大 雁 塔(西 安)


648年,高宗が太子であったとき,母の文徳濃皇后の菩提を弔うため,無漏寺を増改築して大慈恩寺と改称した。

大雁塔は,652年に唐の高僧玄奘三蔵がインドから持ち帰った経典や仏像などを保存するために,高宗に申し出て大慈恩寺に建立した塔。

初め5層であったが,武則天の長安年間に,重修して10層とした。その後も改修を重ね,現在は7層。高さ約4mの基盤の上に建てられ,全体の高さは約64m。

玄奘は,大慈恩寺に数百人の高僧や学者を集めて,経典(サンスクリット語)の漢訳に当たった。こうして訳出された経典は75部1335巻におよぶ。

大慈恩寺・大雁塔は唐代の一大学術センターの様相を呈し,唐代の長安は西方の最新の文化を取り込もうとした意欲に満ちた,活気ある都市であった。

玄奘三蔵がこの寺で大般若経600巻を訳したことは有名。この経典のエッセンスが「般若心経」である。

なお大慈恩寺の伽藍は唐代の後,兵火にかかって全焼し,現在の建物は明,清時代の造営である。 

玄奘の像と大雁塔。

玄奘の霊骨は日本にもあります。さいたま市の慈恩寺と奈良の薬師寺。

玄奘三蔵は,664年2月に亡くなり,国葬をもって,4月15日長安の白鹿原に葬られた。

が…黄巣の乱の頃,盗掘にって玄奘の墓は荒らされ,そのままに放置されていた。

それを見かねて,演化大師可政が南京に頂骨(頭骨)だけを移して改葬したという。

        それから色々あって…

1942年12月,日本軍の高森部隊が,整地していて,石棺を発見した。石棺の側面に

は,「大唐三蔵大遍覚 法師玄奘頂骨早因黄巣 発塔今長干演化大師可政

 於長安伝得於此葬之」と書かれており,納められていた頂骨が玄奘のものと判明。

     さらに,それから色々あって…現在に至る。

玄奘の像と大雁塔
大慈恩寺横の露店清掃している僧侶

国慶節で町には国旗があふれ,人もあふれていた。

境内を掃き清めている僧侶。

大雁塔の由来書

大雁塔の由来書が掲げられていた。玄奘の文章?簡単に説明すると…

空腹の僧が,雁をみて食べたいと思ったところ,その瞬間一羽の雁が僧の前に落ちてきた。

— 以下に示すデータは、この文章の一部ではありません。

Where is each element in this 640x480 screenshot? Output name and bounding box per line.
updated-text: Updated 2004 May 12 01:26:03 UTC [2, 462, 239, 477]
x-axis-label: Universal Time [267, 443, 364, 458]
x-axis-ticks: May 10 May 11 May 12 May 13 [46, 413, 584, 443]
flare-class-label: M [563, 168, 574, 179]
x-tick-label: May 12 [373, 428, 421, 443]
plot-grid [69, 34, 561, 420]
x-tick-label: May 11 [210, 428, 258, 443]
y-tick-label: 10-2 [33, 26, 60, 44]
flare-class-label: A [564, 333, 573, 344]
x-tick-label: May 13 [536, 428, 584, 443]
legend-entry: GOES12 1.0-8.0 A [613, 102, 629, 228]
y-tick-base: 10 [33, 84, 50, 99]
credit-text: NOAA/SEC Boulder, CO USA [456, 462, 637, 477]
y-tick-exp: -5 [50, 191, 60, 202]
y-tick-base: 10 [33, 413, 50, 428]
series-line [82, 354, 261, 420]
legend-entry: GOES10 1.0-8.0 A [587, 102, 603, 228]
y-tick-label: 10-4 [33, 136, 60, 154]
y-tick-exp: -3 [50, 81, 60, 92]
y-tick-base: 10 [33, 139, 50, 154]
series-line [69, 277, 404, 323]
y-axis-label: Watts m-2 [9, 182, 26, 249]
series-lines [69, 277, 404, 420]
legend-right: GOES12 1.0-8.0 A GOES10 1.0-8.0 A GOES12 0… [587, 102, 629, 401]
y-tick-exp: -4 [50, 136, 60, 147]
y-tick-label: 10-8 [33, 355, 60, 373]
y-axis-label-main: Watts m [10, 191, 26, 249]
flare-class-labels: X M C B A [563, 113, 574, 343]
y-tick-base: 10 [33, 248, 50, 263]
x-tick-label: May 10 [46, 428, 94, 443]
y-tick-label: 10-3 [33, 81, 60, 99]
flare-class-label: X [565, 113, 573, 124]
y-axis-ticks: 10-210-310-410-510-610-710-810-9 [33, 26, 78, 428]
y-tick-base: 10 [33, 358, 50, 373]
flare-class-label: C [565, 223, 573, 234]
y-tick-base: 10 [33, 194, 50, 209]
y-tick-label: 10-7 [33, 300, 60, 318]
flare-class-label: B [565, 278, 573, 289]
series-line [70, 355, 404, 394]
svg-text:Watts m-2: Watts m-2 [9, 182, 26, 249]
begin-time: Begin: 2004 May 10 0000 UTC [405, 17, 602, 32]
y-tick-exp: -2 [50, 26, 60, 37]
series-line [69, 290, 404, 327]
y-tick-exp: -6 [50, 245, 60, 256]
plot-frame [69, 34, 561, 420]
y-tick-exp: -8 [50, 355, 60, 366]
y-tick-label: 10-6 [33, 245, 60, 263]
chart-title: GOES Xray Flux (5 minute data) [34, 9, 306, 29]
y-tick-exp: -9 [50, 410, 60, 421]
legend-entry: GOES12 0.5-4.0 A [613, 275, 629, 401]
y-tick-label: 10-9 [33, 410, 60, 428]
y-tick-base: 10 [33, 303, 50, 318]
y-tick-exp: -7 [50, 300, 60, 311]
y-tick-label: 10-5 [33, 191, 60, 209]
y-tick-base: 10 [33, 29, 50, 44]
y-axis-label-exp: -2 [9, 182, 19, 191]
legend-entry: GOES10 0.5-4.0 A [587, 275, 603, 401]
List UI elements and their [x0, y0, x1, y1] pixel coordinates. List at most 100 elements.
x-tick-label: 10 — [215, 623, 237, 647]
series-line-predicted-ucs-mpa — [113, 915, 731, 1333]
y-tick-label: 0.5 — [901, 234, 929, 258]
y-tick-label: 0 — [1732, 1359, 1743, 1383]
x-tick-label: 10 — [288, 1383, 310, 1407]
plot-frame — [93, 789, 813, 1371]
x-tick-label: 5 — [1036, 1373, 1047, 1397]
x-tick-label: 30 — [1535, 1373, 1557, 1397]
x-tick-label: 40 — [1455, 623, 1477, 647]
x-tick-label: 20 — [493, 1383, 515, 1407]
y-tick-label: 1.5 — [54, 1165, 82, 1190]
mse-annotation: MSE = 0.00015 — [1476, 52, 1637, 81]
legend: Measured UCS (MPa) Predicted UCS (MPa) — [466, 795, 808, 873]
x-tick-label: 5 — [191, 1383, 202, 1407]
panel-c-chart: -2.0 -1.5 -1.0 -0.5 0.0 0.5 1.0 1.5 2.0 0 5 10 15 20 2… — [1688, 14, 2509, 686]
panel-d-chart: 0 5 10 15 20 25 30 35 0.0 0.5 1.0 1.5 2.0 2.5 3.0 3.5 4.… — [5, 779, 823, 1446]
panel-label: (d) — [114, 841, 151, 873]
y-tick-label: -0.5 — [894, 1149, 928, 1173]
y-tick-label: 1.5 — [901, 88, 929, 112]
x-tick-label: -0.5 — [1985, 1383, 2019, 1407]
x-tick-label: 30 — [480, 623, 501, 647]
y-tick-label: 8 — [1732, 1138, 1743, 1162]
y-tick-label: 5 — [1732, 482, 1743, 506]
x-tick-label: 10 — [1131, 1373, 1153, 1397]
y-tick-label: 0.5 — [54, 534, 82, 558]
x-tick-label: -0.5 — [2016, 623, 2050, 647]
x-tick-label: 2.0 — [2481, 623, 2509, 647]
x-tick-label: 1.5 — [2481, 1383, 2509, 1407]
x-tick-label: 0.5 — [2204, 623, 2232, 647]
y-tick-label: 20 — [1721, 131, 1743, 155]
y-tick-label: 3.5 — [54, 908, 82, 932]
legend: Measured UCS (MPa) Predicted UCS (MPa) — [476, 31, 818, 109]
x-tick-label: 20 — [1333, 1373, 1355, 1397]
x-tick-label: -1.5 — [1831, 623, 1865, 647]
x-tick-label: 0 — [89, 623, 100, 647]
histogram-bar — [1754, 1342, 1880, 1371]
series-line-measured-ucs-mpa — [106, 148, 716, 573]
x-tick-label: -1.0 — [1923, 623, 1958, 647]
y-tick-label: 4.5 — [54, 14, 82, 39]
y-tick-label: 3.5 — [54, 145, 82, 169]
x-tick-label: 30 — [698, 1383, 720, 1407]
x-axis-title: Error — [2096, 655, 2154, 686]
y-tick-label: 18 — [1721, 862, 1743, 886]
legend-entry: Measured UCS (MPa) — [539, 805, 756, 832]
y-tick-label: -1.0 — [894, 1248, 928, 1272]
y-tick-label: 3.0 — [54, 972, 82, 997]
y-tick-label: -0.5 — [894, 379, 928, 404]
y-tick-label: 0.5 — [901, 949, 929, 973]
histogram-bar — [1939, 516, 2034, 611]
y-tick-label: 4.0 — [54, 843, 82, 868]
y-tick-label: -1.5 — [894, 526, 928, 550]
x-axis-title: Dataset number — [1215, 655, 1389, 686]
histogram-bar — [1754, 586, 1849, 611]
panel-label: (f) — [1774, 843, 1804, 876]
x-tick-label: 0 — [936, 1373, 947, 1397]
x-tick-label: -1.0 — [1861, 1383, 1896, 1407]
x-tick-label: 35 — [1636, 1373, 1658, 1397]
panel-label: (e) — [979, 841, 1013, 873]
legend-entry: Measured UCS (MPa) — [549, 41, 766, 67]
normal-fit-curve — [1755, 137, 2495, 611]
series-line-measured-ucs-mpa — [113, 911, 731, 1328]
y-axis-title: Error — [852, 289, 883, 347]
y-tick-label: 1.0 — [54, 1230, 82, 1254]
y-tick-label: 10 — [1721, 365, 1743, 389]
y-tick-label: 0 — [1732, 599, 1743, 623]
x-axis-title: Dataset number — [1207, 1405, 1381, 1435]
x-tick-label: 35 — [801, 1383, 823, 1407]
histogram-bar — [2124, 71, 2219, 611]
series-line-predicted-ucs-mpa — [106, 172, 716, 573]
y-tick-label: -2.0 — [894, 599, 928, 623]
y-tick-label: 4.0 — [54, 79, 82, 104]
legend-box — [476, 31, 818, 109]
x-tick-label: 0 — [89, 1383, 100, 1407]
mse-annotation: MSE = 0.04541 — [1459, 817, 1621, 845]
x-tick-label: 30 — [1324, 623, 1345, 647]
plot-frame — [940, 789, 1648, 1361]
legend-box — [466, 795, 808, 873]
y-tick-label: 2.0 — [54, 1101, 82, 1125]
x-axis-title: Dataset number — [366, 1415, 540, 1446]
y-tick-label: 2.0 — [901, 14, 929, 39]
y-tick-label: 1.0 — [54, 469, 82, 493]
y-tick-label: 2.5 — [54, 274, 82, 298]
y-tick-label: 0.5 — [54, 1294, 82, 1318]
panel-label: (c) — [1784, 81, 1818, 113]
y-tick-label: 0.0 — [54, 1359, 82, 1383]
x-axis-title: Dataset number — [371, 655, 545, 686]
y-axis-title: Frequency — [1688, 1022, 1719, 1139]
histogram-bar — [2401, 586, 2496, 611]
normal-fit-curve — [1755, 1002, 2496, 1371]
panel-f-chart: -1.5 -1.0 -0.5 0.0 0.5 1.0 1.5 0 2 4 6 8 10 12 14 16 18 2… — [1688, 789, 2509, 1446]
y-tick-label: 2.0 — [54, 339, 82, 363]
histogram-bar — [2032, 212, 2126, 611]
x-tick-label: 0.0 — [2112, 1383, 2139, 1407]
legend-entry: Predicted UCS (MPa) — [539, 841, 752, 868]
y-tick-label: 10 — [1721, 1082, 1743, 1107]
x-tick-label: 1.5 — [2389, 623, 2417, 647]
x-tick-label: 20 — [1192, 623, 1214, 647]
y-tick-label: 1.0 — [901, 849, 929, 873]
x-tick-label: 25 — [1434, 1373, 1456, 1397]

それを見て,僧は,自分を戒めるために,菩薩が雁になり,諭してくれたと理解し,雁を

落ちたところに埋葬し,そこに塔を建てたこに由来している。

ただ,この文書には,「小乗者」,「大乗者」の文字が見えるので,もっと深い話らしい…

「小乗仏教」,「大乗仏教」についてはご自分でお調べ下さいな。

天井にあったが,階段の数をカウントするので一杯々で何階の天井か不明…(^^;;

法輪常転:仏法の永遠不滅を表し,寺院の壁面によく描かれている。

法輪には普通8本の輻(や)があり,釈迦牟尼の生涯における八つの出来事を表す。

寺院の屋上正面にしばしば銅製塗金の法輪が取り付けられ,左右に一対の金鹿が首を

伸べて伏している。これは釈迦牟尼が鹿野苑で初めて仏法を説いたことを表している

因みに…階段は228段だったと記憶している。

法輪常転
最上階の天井

円形なので,どこから読んで良いのやら…

多分,「人 贊 唐 僧 取 経 還 須 遊 西 天 拝 仏 前」 


(日本の漢字にしてあります。同じ漢字でも意味が違うことがあります)


次の四枚の写真は,最上階の小窓から東西南北を撮ったもの。スモッグで遠くが見えない。…

東の方向 西の方向
北の方向 南の方向

下の写真は大慈恩寺の歴代館長レベルの僧侶の墓。右はアップしたもの。ここでも落書きが…茂陵と同じく,日本人らしきものはなし!!

僧侶の墓落書き

看板の上部には「お守り」という文字が…。

2段目の文字は名前を探せば幸福になれるよ…?

一番最初に書かれている「雁塔題名」は,唐時代に進士試験の合格者がここに自分の

名前を名を記したことに由来。で,この2行の文章の意味するところは…?

お守り
彩色された棟木

木に入っているヒビを見ると,芯は真ん中らしい。


芯を外して円形に彩色しているのが何となく楽しくて写真を…。